Bossone Research Center, Room 303, located at 32nd and Market Streets. Also on Zoom.
BIOMED PhD Research Proposal
Title:
Examining the Role of Chemokine Inhibition in Renal Tubulointerstitial Disease
Speaker:
Joshua Gale, PhD Candidate
School of Biomedical Engineering, Science and Health Systems
Drexel University
Advisors:
Maria P Martinez-Cantarin, MD
Associate Professor
Division of Nephrology
Medical Director, Kidney and Pancreas Transplantation
Director, Diabetes Research in ESRD and Transplant
Sidney Kimmel Medical College
Thomas Jefferson University
Fred Allen, PhD
Teaching Professor
Associate Dean for Undergraduate Education
School of Biomedical Engineering, Science and Health Systems
Drexel University
Details:
Renal tubulointerstitial disease (TID) encompasses a range of disorders that damage the kidney tubules and interstitium, leading to inflammation, fibrosis, and ultimately chronic kidney disease (CKD)—a global health crisis causing over 1.1 million deaths annually. A primary driver of this fibrotic progression is persistent macrophage infiltration, which is significantly mediated by the CX3CL1/CX3CR1 signaling axis. However, the specific therapeutic potential of CX3CR1 inhibition in TIDs, particularly when validated using dependable renal functionality measurements like measured GFR, remains to be fully understood. Our central hypothesis is that CX3CR1 inhibition will block macrophage recruitment, thereby reducing inflammation, limiting fibrosis, and preserving renal function.
To test this hypothesis, this research will first examine changes in kidney function and fibrosis following CX3CR1 inhibition across three distinct and clinically relevant models of tubulointerstitial disease: Folic acid, Oxalate, and Adenine. Primary outcomes will include measured glomerular filtration rate (GFR), blood urea nitrogen (BUN), serum creatinine, comprehensive histopathology (trichrome, collagen III), macrophage infiltration (F4/80), and key fibrotic/inflammatory markers (Western blot/qPCR). Following this broad validation, we will utilize the most CKD-consistent model to further investigate how CX3CR1 inhibition specifically alters macrophage subsets (infiltrating vs. resident) and the accumulation of crystals. Our secondary aim will employ flow cytometry, RNA profiling, polarized light microscopy for crystal quantification, and functional assays to assess macrophage phenotype and activity.
We expect that CX3CR1 inhibition will not only improve renal function and reduce fibrosis scores but will also specifically modulate Ly6Chi infiltrating macrophages and decrease the accumulation of CaOx crystals.
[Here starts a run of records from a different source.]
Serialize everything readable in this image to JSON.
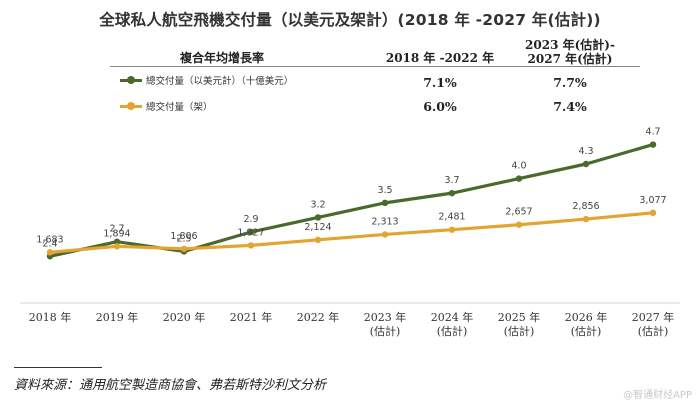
{
  "chart_data": {
    "type": "line",
    "title": "全球私人航空飛機交付量（以美元及架計）(2018 年 -2027 年(估計))",
    "categories": [
      [
        "2018 年"
      ],
      [
        "2019 年"
      ],
      [
        "2020 年"
      ],
      [
        "2021 年"
      ],
      [
        "2022 年"
      ],
      [
        "2023 年",
        "(估計)"
      ],
      [
        "2024 年",
        "(估計)"
      ],
      [
        "2025 年",
        "(估計)"
      ],
      [
        "2026 年",
        "(估計)"
      ],
      [
        "2027 年",
        "(估計)"
      ]
    ],
    "series": [
      {
        "name": "總交付量（以美元計）（十億美元）",
        "color": "#4a6a2c",
        "values": [
          2.4,
          2.7,
          2.5,
          2.9,
          3.2,
          3.5,
          3.7,
          4.0,
          4.3,
          4.7
        ],
        "labels": [
          "2.4",
          "2.7",
          "2.5",
          "2.9",
          "3.2",
          "3.5",
          "3.7",
          "4.0",
          "4.3",
          "4.7"
        ],
        "ylim": [
          1.5,
          5.0
        ]
      },
      {
        "name": "總交付量（架）",
        "color": "#e2a531",
        "values": [
          1683,
          1894,
          1806,
          1927,
          2124,
          2313,
          2481,
          2657,
          2856,
          3077
        ],
        "labels": [
          "1,683",
          "1,894",
          "1,806",
          "1,927",
          "2,124",
          "2,313",
          "2,481",
          "2,657",
          "2,856",
          "3,077"
        ],
        "ylim": [
          0,
          6000
        ]
      }
    ],
    "cagr_table": {
      "row_header": "複合年均增長率",
      "col1_header": "2018 年 -2022 年",
      "col2_header_line1": "2023 年(估計)-",
      "col2_header_line2": "2027 年(估計)",
      "rows": [
        {
          "series": "總交付量（以美元計）（十億美元）",
          "col1": "7.1%",
          "col2": "7.7%"
        },
        {
          "series": "總交付量（架）",
          "col1": "6.0%",
          "col2": "7.4%"
        }
      ]
    },
    "xlabel": "",
    "ylabel": "",
    "grid": false,
    "legend": "top-left"
  },
  "footer": {
    "source": "資料來源：通用航空製造商協會、弗若斯特沙利文分析",
    "watermark": "@智通财经APP"
  }
}
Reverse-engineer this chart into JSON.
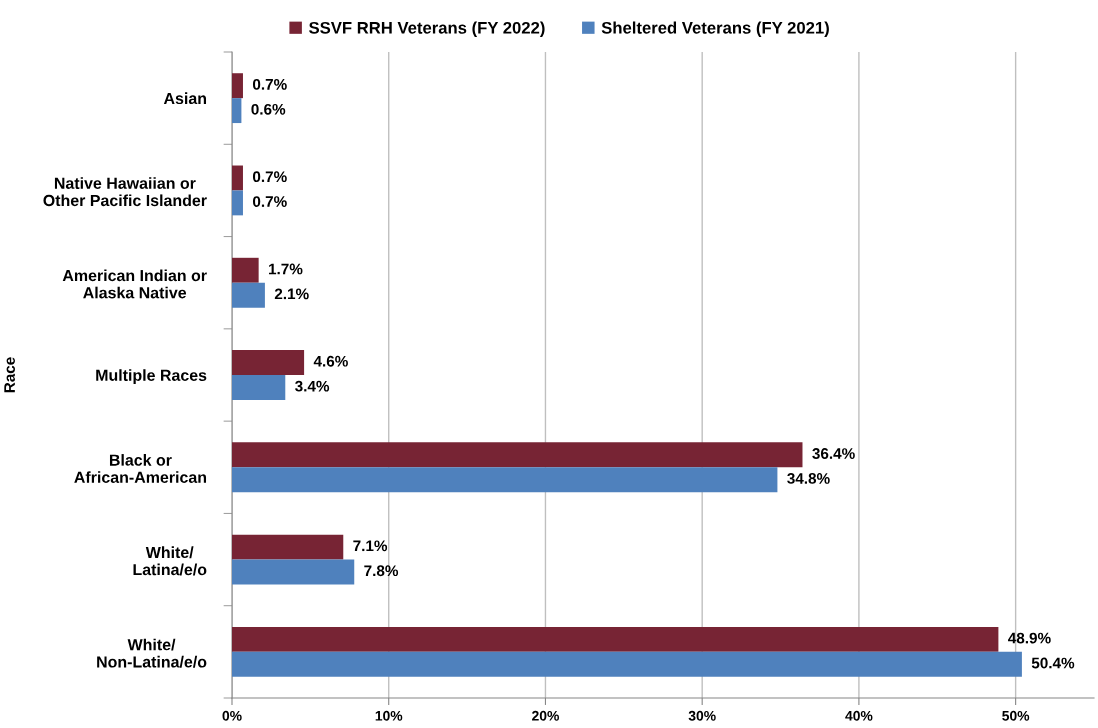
{
  "chart_data": {
    "type": "bar",
    "orientation": "horizontal",
    "ylabel": "Race",
    "categories": [
      "Asian",
      "Native Hawaiian or\nOther Pacific Islander",
      "American Indian or\nAlaska Native",
      "Multiple Races",
      "Black or\nAfrican-American",
      "White/\nLatina/e/o",
      "White/\nNon-Latina/e/o"
    ],
    "series": [
      {
        "name": "SSVF RRH Veterans (FY 2022)",
        "color": "#772434",
        "values": [
          0.7,
          0.7,
          1.7,
          4.6,
          36.4,
          7.1,
          48.9
        ],
        "value_labels": [
          "0.7%",
          "0.7%",
          "1.7%",
          "4.6%",
          "36.4%",
          "7.1%",
          "48.9%"
        ]
      },
      {
        "name": "Sheltered Veterans (FY 2021)",
        "color": "#4f81bd",
        "values": [
          0.6,
          0.7,
          2.1,
          3.4,
          34.8,
          7.8,
          50.4
        ],
        "value_labels": [
          "0.6%",
          "0.7%",
          "2.1%",
          "3.4%",
          "34.8%",
          "7.8%",
          "50.4%"
        ]
      }
    ],
    "xlim": [
      0,
      55
    ],
    "xticks": [
      {
        "value": 0,
        "label": "0%"
      },
      {
        "value": 10,
        "label": "10%"
      },
      {
        "value": 20,
        "label": "20%"
      },
      {
        "value": 30,
        "label": "30%"
      },
      {
        "value": 40,
        "label": "40%"
      },
      {
        "value": 50,
        "label": "50%"
      }
    ],
    "grid": "x",
    "legend": "top"
  }
}
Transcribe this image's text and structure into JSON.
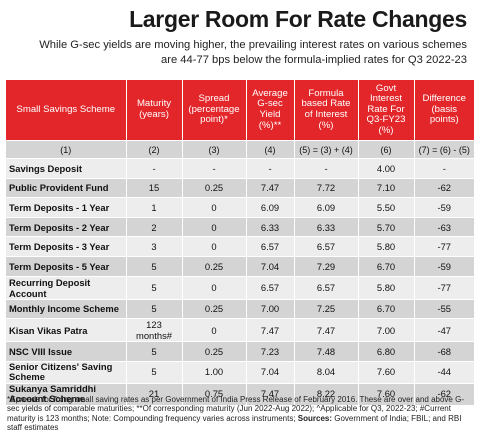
{
  "title": "Larger Room For Rate Changes",
  "subtitle": "While G-sec yields are moving higher, the prevailing interest rates on various schemes are 44-77 bps below the formula-implied rates for Q3 2022-23",
  "table": {
    "headers": [
      "Small Savings Scheme",
      "Maturity (years)",
      "Spread (percentage point)*",
      "Average G-sec Yield (%)**",
      "Formula based Rate of Interest (%)",
      "Govt Interest Rate For Q3-FY23 (%)",
      "Difference (basis points)"
    ],
    "column_numbers": [
      "(1)",
      "(2)",
      "(3)",
      "(4)",
      "(5) = (3) + (4)",
      "(6)",
      "(7) = (6) - (5)"
    ],
    "rows": [
      [
        "Savings Deposit",
        "-",
        "-",
        "-",
        "-",
        "4.00",
        "-"
      ],
      [
        "Public Provident Fund",
        "15",
        "0.25",
        "7.47",
        "7.72",
        "7.10",
        "-62"
      ],
      [
        "Term Deposits - 1 Year",
        "1",
        "0",
        "6.09",
        "6.09",
        "5.50",
        "-59"
      ],
      [
        "Term Deposits - 2 Year",
        "2",
        "0",
        "6.33",
        "6.33",
        "5.70",
        "-63"
      ],
      [
        "Term Deposits - 3 Year",
        "3",
        "0",
        "6.57",
        "6.57",
        "5.80",
        "-77"
      ],
      [
        "Term Deposits - 5 Year",
        "5",
        "0.25",
        "7.04",
        "7.29",
        "6.70",
        "-59"
      ],
      [
        "Recurring Deposit Account",
        "5",
        "0",
        "6.57",
        "6.57",
        "5.80",
        "-77"
      ],
      [
        "Monthly Income Scheme",
        "5",
        "0.25",
        "7.00",
        "7.25",
        "6.70",
        "-55"
      ],
      [
        "Kisan Vikas Patra",
        "123 months#",
        "0",
        "7.47",
        "7.47",
        "7.00",
        "-47"
      ],
      [
        "NSC VIII Issue",
        "5",
        "0.25",
        "7.23",
        "7.48",
        "6.80",
        "-68"
      ],
      [
        "Senior Citizens' Saving Scheme",
        "5",
        "1.00",
        "7.04",
        "8.04",
        "7.60",
        "-44"
      ],
      [
        "Sukanya Samriddhi Account Scheme",
        "21",
        "0.75",
        "7.47",
        "8.22",
        "7.60",
        "-62"
      ]
    ]
  },
  "footnote": {
    "main": "*Spreads for fixing small saving rates as per Government of India Press Release of February 2016. These are over and above G-sec yields of comparable maturities; **Of corresponding maturity (Jun 2022-Aug 2022); ^Applicable for Q3, 2022-23; #Current maturity is 123 months; Note: Compounding frequency varies across instruments; ",
    "sources_label": "Sources:",
    "sources_text": " Government of India; FBIL; and RBI staff estimates"
  }
}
The expected outcomes of this research will help establish CX3CR1 as a critical therapeutic target in CKD driven by TID. This work will provide the first evidence that CX3CR1 signaling drives inflammation, reduces fibrotic activity, indirectly regulates crystal accumulation, and alters the homing of specific macrophage phenotypes. By uncovering a previously unrecognized role for macrophage subsets in crystal handling, these studies will also help reshape our understanding of the CX3CL1/CX3CR1 axis in kidney disease and provide essential mechanistic insights to guide the development of novel anti-fibrotic and anti-crystalline therapies.